Моцарт хмурится, молча разглядывая пришедшего к нему невесть откуда незнакомца в черном, с длинными свисающими неопрятными мокрыми сосульками-волосами и плаще, который тот отчего-то не снял, войдя в дом.

— Разрешите представиться, мое имя Людвиг ван Бетховен, — выдавливает из себя незваный гость. Голос грубый, простуженный, таким тоном с похмела слуг нерадивых стращать, а не с кумиром разговаривать. Не сказал, рыкнул презлобно. Должно быть, Моцарту неприятно. Бетховен делает вид, будто бы зашелся кашлем, горло запершило, вот и голос грубее не придумаешь. С кем не бывает. Выдавил виноватую перекошенную улыбку. В конце концов, мало ли у кого какой голос. Не всем петь в ангельском хоре — Дайте мне тему!

Весьма озадаченный услышанным и увиденным Моцарт подходит и, не спуская глаз со странного юноши –  еще бы, черный плащ, черные волосы, черный длинный шарф, так в Вене не одеваются! – выводит мелодию одной рукой. Не сыграл, а нежно погладил клавиши. Любят музыкальные инструменты, когда их вот так гладят, из одной только благодарности сами в ответ поют.
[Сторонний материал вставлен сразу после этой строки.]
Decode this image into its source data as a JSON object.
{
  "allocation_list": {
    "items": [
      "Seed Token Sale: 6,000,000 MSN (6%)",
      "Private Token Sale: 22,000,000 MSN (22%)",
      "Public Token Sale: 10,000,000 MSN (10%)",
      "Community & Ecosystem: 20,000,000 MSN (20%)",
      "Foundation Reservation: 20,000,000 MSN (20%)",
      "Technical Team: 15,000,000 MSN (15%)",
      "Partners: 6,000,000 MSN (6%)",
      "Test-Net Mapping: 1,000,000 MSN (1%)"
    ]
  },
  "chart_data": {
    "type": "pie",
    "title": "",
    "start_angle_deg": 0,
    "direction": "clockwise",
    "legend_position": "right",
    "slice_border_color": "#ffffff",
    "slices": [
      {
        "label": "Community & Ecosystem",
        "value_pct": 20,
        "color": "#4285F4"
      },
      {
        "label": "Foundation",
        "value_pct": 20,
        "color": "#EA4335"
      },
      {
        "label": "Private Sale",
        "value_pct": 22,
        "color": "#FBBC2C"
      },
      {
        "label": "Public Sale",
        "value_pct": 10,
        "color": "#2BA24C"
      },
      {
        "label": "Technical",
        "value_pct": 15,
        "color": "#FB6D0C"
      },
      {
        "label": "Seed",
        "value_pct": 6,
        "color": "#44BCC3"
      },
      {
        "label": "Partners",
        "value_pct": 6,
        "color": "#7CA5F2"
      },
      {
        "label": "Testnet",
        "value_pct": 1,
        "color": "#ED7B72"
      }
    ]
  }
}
Людвиг с лету впился в чужую мелодию, поднял ее на гребне музыкальной волны, рассматривая так да этак, в профиль и фас. Растянул, прислушался, добавил оттенков и глубины. Взвесил, обмерил, закружил, запустил к самим звездам, чтобы подхватить падающую мелодию буквально у земли. У самого дух захватило. И тут же вывел ее, чистую, нетронутую, нецелованную, именно такой, какой получил от создателя. Чтобы когда все успокоится, снова бросить ее в галоп, поднять силой урагана, надуть беременным парусом и… и во второй раз вернуть на землю, только уже не мелодией — Богиней!

Юноша вздохнул, Моцарта в комнате не было. И тут же по лестнице застучали шаги, маэстро вошел, неся за горлышко хрустальный штоф с наливкой. За господином семенила пожилая служанка с целым подносом ароматной выпечки.

Много народа ходит к божественному Моцарту, протирают штанами да юбками изящные стулья, листают ноты, отвлекают от дела. И никого тут не кормят, не поят, ибо не харчевня, здесь гений обитает, музыку творит. А вот ему, безвестному, незваному, почет и уважение, его сам Моцарт как равного за стол сажает, вином потчует, горячий кофе со сливками в чашку подливает.  Вот и разговор завязался, в продолжение ранее сыгранному, да такой, о каком любой уважающий себя музыкант втихаря мечтает. 

Говорили о том, что дороже всего на свете – о божественной музыке. Сначала как люди говорят, слово за слово, а затем, когда словам счет вышел, то Моцарт, то Бетховен вскакивали с места и прыг к инструменту. Пальцами-то, музЫкой в разы больше сказать можно, лучше душу друг другу открыть. В конце разговора Моцарт сам Людвига пригласил еще приходить и даже адрес дал, где по соседству комнаты недорогие сдавались. Получилось бы все, как он сказал – Бетховен обрел бы в великом композиторе учителя, а может быть, и лучшего друга. Не получилось. Отец прислал письмо: «Приезжай срочно, мать при смерти», и коли он, Людвиг, еще хочет ее застать, то ехать надобно немедленно. «Она была так добра ко мне, так достойна любви, была лучшим моим другом! Я чувствовал себя счастливее всех на свете, когда я мог произнести это сладостное слово — «мать» и когда она слышала его», — писал Бетховен.